Counteractive RL: Rethinking Core Principles for Efficient and Scalable Deep Reinforcement Learning

TL;DR

This paper introduces a theoretically grounded counteractive reinforcement learning paradigm that enhances efficiency and scalability in high-dimensional MDPs, achieving faster training and better performance without extra computational costs.

Contribution

We propose a novel counteractive RL approach based on experience manipulation, providing a theoretical foundation and demonstrating significant empirical improvements in high-dimensional environments.

Findings

Achieves faster training with substantial sample efficiency.

Provides a theoretical basis for scalable RL in high-dimensional spaces.
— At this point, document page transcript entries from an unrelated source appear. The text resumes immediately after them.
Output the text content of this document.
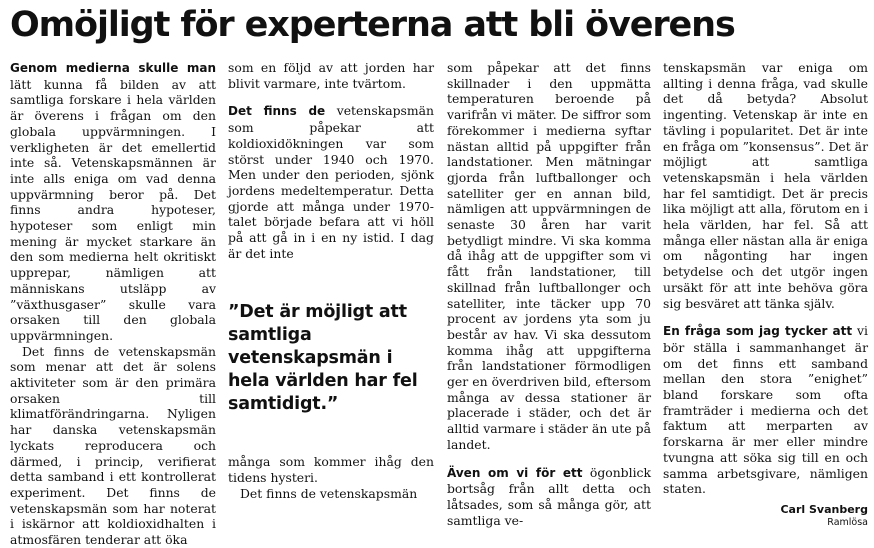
Omöjligt för experterna att bli överens

Genom medierna skulle man lätt kunna få bilden av att samtliga forskare i hela världen är överens i frågan om den globala uppvärmningen. I verkligheten är det emellertid inte så. Vetenskapsmännen är inte alls eniga om vad denna uppvärmning beror på. Det finns andra hypoteser, hypoteser som enligt min mening är mycket starkare än den som medierna helt okritiskt upprepar, nämligen att människans utsläpp av ”växthusgaser” skulle vara orsaken till den globala uppvärmningen.

Det finns de vetenskapsmän som menar att det är solens aktiviteter som är den primära orsaken till klimatförändringarna. Nyligen har danska vetenskapsmän lyckats reproducera och därmed, i princip, verifierat detta samband i ett kontrollerat experiment. Det finns de vetenskapsmän som har noterat i iskärnor att koldioxidhalten i atmosfären tenderar att öka

som en följd av att jorden har blivit varmare, inte tvärtom.

Det finns de vetenskapsmän som påpekar att koldioxidökningen var som störst under 1940 och 1970. Men under den perioden, sjönk jordens medeltemperatur. Detta gjorde att många under 1970-talet började befara att vi höll på att gå in i en ny istid. I dag är det inte

”Det är möjligt att samtliga vetenskapsmän i hela världen har fel samtidigt.”

många som kommer ihåg den tidens hysteri.

Det finns de vetenskapsmän

som påpekar att det finns skillnader i den uppmätta temperaturen beroende på varifrån vi mäter. De siffror som förekommer i medierna syftar nästan alltid på uppgifter från landstationer. Men mätningar gjorda från luftballonger och satelliter ger en annan bild, nämligen att uppvärmningen de senaste 30 åren har varit betydligt mindre. Vi ska komma då ihåg att de uppgifter som vi fått från landstationer, till skillnad från luftballonger och satelliter, inte täcker upp 70 procent av jordens yta som ju består av hav. Vi ska dessutom komma ihåg att uppgifterna från landstationer förmodligen ger en överdriven bild, eftersom många av dessa stationer är placerade i städer, och det är alltid varmare i städer än ute på landet.

Även om vi för ett ögonblick bortsåg från allt detta och låtsades, som så många gör, att samtliga ve-

tenskapsmän var eniga om allting i denna fråga, vad skulle det då betyda? Absolut ingenting. Vetenskap är inte en tävling i popularitet. Det är inte en fråga om ”konsensus”. Det är möjligt att samtliga vetenskapsmän i hela världen har fel samtidigt. Det är precis lika möjligt att alla, förutom en i hela världen, har fel. Så att många eller nästan alla är eniga om någonting har ingen betydelse och det utgör ingen ursäkt för att inte behöva göra sig besväret att tänka själv.

En fråga som jag tycker att vi bör ställa i sammanhanget är om det finns ett samband mellan den stora ”enighet” bland forskare som ofta framträder i medierna och det faktum att merparten av forskarna är mer eller mindre tvungna att söka sig till en och samma arbetsgivare, nämligen staten.

Carl Svanberg
Ramlösa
Demonstrates significant performance gains in Arcade Learning Environment.

Abstract

Following the pivotal success of learning strategies to win at tasks, solely by interacting with an environment without any supervision, agents have gained the ability to make sequential decisions in complex MDPs. Yet, reinforcement learning policies face exponentially growing state spaces in high dimensional MDPs resulting in a dichotomy between computational complexity and policy success. In our paper we focus on the agent's interaction with the environment in a high-dimensional MDP during the learning phase and we introduce a theoretically-founded novel paradigm based on experiences obtained through counteractive actions. Our analysis and method provide a theoretical basis for efficient, effective, scalable and accelerated learning, and further comes with zero additional computational complexity while leading to significant acceleration in training. We conduct extensive experiments in the Arcade Learning Environment with high-dimensional state representation MDPs. The experimental results further verify our theoretical analysis, and our method achieves significant performance increase with substantial sample-efficiency in high-dimensional environments.